Je me fais affreusement chier.

La fête a commencé depuis maintenant plus de trois heures, et la musique continue de résonner à fond. Personne ne danse, mais les invités n'ont pourtant pas l'air de s'ennuyer. J'entends des bribes de conversation, des éclats de rire, et je me demande bien ce qu'il y a de si amusant.

Appuyé contre le mur du salon, près des escaliers, j'observe le groupe d'adolescents qui discutent. Ils sont tous affalés sur le canapé, et je suis même surpris qu'ils soient parvenus à rester jusqu'à vingt-trois heures passées. À leur place, j'aurais pris mes jambes à mon cou pour retourner chez moi. Au début, l'ambiance n'était pas mal, mais je me suis vite lassé de tout ça.

Maman a cru qu'il serait une bonne idée qu'il y ait parmi les invités des "jeunes de mon âge", avec qui je pourrais sympathiser pendant la soirée. Sincèrement, je ne sais pas à quelle réaction elle s'attendait en me l'apprenant. Je n'étais pas plus excité que ça.

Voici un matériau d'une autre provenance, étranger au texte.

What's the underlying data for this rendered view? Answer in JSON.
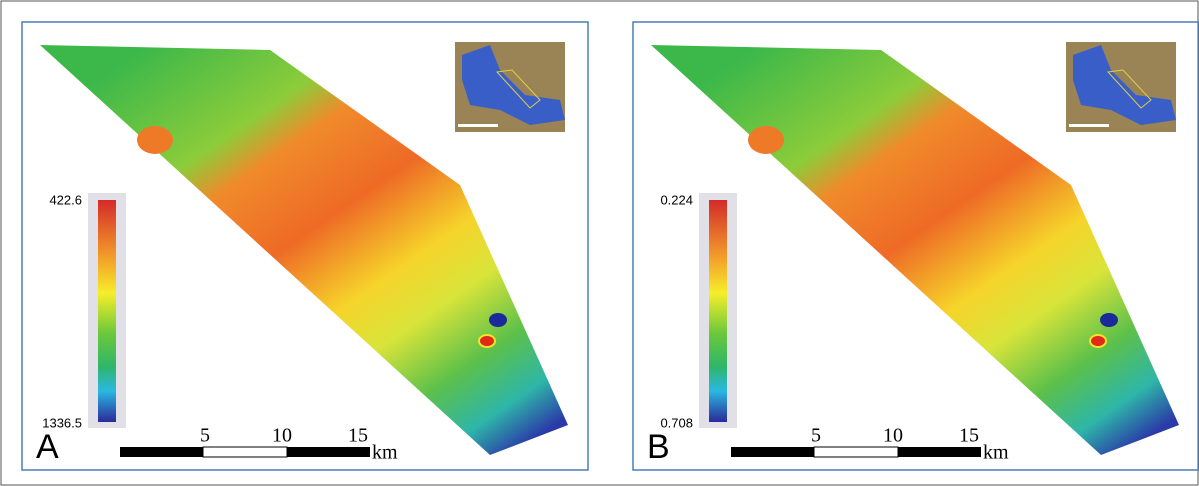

L'idée d'aller me taper cinq cent heures de sommeil m'est passée par la tête, mais elle a insisté pour que je reste pour le décompte du Nouvel an. Et puis, cette femme a les yeux partout : si je disparais, elle le saura.

Dans le cas de Karlie, il lui a simplement suffi de simuler une fièvre pour que notre mère tombe dans le panneau. Cette injustice que je subis en tant qu'aîné me tape sur le système. Si j'avais fait une scène pareille, ça n'aurait pas du tout passé. Pourtant, ma soeur et moi n'avons qu'un an d'écart.

Mon regard se promène partout, quand je finis par croiser celui de mon père, qui est dans la cuisine. "Ça va ?" articule-t-il. Je me contente de hocher la tête, lui faisant ainsi signe que tout va bien. Dernièrement, nous avons réussi à entretenir des dialogues normaux. Cela n'était pas arrivé depuis quelques années. Le jour où tout a été gâché entre nous, je lui ai demandé quelques semaines plus tard de ne plus m'adresser la parole. En échange de mon silence. Cela n'a pas fonctionné, car nous continuions de nous disputer constamment.

Je n'en reviens toujours pas qu'il m'ait offert ces cadeaux de Noël. Au tout début, je dois avouer que j'étais méfiant, car je me disais qu'il voulait certainement m'acheter. Mais depuis ce jour-là, il essaie vraiment d'arranger les choses, et je le vois.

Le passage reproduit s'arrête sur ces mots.